Prompt: “A Chinese Lunar New Year celebration video with Chinese Dragon.” AI video credit: OpenAI |
The video is pretty innocuous; not thinking too hard about the angle, you might assume it’s smartphone video. With its realistic lighting, lower image quality, lack of depth-of-field, slightly out-of-focus people masking lack of detail and motion blur, nothing triggers a reason to think someone would go to the trouble of making an AI video of such a scene. Coming across this video on social media, you may think it’s real and move on convinced.
This is the danger. It’s ordinary enough that one might wonder, “Why would anyone fake this?”
Now, consider a scenario where a bad actor wanted to place someone in this scene and have them doing something nefarious in the background; perhaps the target is meant to be seen cavorting with someone they shouldn’t be. At a later date, accusations are made against the targeted person, and soon, this fake video is presented as the smoking gun. Now, consider this targeted person as a country’s president and planting the seed that they are untrustworthy and harmful for the nation is suitable for the opposing party. That scenario shouldn’t seem too far-fetched. In the last year, we’ve seen this happen with AI-generated still images in the US presidential race.
I won’t pose the could/should cliche, but I will say there needs to be considerations of ethics, societal harm, media literacy and corporate responsibility. Now that the genie is out, humanity has a greater responsibility to place guardrails in place with the means to course correct in real-time, not pick up the pieces in the aftermath of harm.
Prompt: “Reflections in the window of a train traveling through the Tokyo suburbs.” AI video credit: OpenAI |
A value proposition
Every time I revisit AI-generative technology, I am also left with the same thoughts. It is undoubtedly impressive, but what exact problem does it solve? To borrow Silicon Valley’s favorite mantra, does this make the world a better place?
I understand that there is a gold rush. I see the surges in stock prices for Nvidia and Microsoft and understand how money motivates AI development. I also see people making inventive things that inspire creativity. I’ve used AI-generative images for storyboards and mood boards. But I also see the dangers.

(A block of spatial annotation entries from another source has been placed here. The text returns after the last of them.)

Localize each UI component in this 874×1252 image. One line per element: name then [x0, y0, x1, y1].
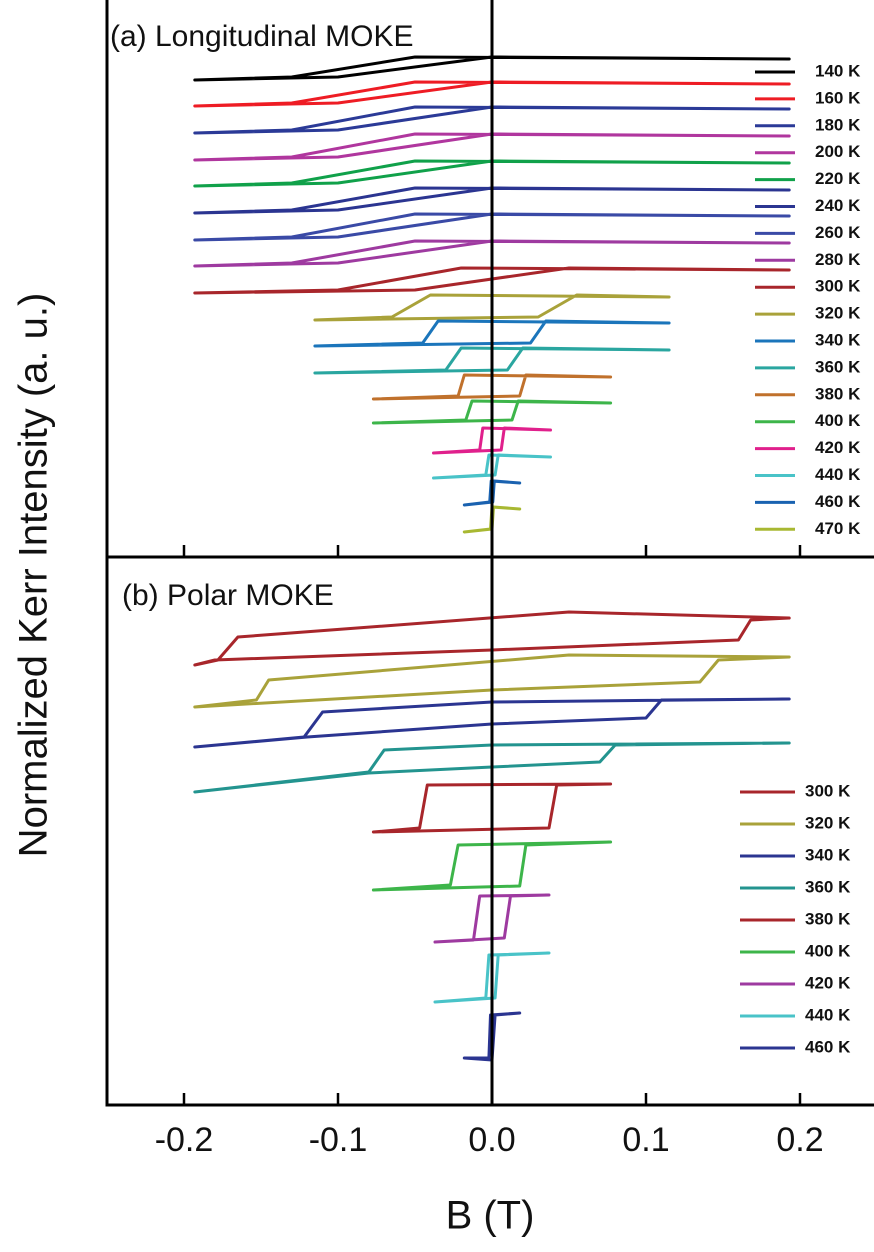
legend-label: 320 K: [815, 304, 861, 323]
legend-label: 220 K: [815, 169, 861, 188]
legend-label: 320 K: [805, 813, 851, 832]
panel-title: (a) Longitudinal MOKE: [110, 20, 414, 53]
legend-label: 380 K: [805, 909, 851, 928]
legend-label: 380 K: [815, 384, 861, 403]
x-tick-label: 0.2: [776, 1121, 823, 1159]
legend-label: 180 K: [815, 115, 861, 134]
legend-label: 470 K: [815, 519, 861, 538]
legend-label: 160 K: [815, 88, 861, 107]
hysteresis-loop: [313, 346, 671, 375]
hysteresis-loop: [193, 186, 791, 215]
legend-label: 440 K: [815, 465, 861, 484]
x-tick-label: -0.1: [309, 1121, 368, 1159]
legend-label: 200 K: [815, 142, 861, 161]
hysteresis-loop: [433, 951, 551, 1004]
hysteresis-loop: [193, 697, 791, 749]
legend-label: 360 K: [805, 877, 851, 896]
x-tick-label: -0.2: [155, 1121, 214, 1159]
x-axis-label: B (T): [446, 1194, 535, 1238]
legend-label: 360 K: [815, 357, 861, 376]
hysteresis-loop: [193, 741, 791, 794]
hysteresis-loop: [193, 653, 791, 709]
legend-label: 400 K: [815, 411, 861, 430]
x-tick-label: 0.1: [622, 1121, 669, 1159]
legend-label: 400 K: [805, 941, 851, 960]
x-tick-label: 0.0: [468, 1121, 515, 1159]
legend-label: 340 K: [805, 845, 851, 864]
legend-label: 440 K: [805, 1005, 851, 1024]
hysteresis-loop: [193, 80, 791, 108]
hysteresis-loop: [371, 373, 613, 401]
legend-label: 300 K: [805, 781, 851, 800]
legend-label: 460 K: [815, 492, 861, 511]
legend-label: 460 K: [805, 1037, 851, 1056]
y-axis-label: Normalized Kerr Intensity (a. u.): [12, 293, 56, 858]
legend-label: 240 K: [815, 196, 861, 215]
hysteresis-loop: [193, 159, 791, 188]
legend-label: 420 K: [805, 973, 851, 992]
hysteresis-loop: [432, 426, 552, 455]
hysteresis-loop: [433, 893, 551, 944]
hysteresis-loop: [193, 132, 791, 162]
legend-label: 300 K: [815, 277, 861, 296]
panel-title: (b) Polar MOKE: [122, 579, 334, 612]
legend-label: 260 K: [815, 223, 861, 242]
hysteresis-loop: [371, 399, 613, 425]
hysteresis-loop: [193, 55, 791, 82]
hysteresis-loop: [371, 782, 613, 834]
hysteresis-loop: [193, 212, 791, 242]
hysteresis-loop: [193, 239, 791, 268]
hysteresis-loop: [193, 610, 791, 667]
hysteresis-loop: [193, 266, 791, 295]
legend-label: 420 K: [815, 438, 861, 457]
hysteresis-loop: [193, 105, 791, 135]
legend-label: 280 K: [815, 250, 861, 269]
hysteresis-loop: [313, 319, 671, 348]
legend-label: 340 K: [815, 330, 861, 349]
hysteresis-loop: [313, 293, 671, 322]
legend-label: 140 K: [815, 61, 861, 80]
hysteresis-loop: [432, 453, 552, 480]
hysteresis-loop: [371, 840, 613, 892]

“To borrow Silicon Valley’s favorite mantra, does this make the world a better place?”
In the example videos shared by OpenAI, none really struck me as having a compelling use case. At its core, Sora is trying to produce a photorealistic video that could pass for real, and I have to wonder, to what end? Fake videos can pass for real with a passing glance. Real videos can be alleged to be fake by anyone. “Truth” becomes fractured and in its place, a million echo chambers rise and are free to enshrine their own version of what is real for them and their followers.
I suppose hindsight will have to be our arbiter. Perhaps one day an AI-Chris Nolan will team up with an AI-Charlie Kaufman to make a meta-commentary AI-Oppenheimer on the moment the AI genie is fully out of the bottle to finally make clear what it meant and what we learned.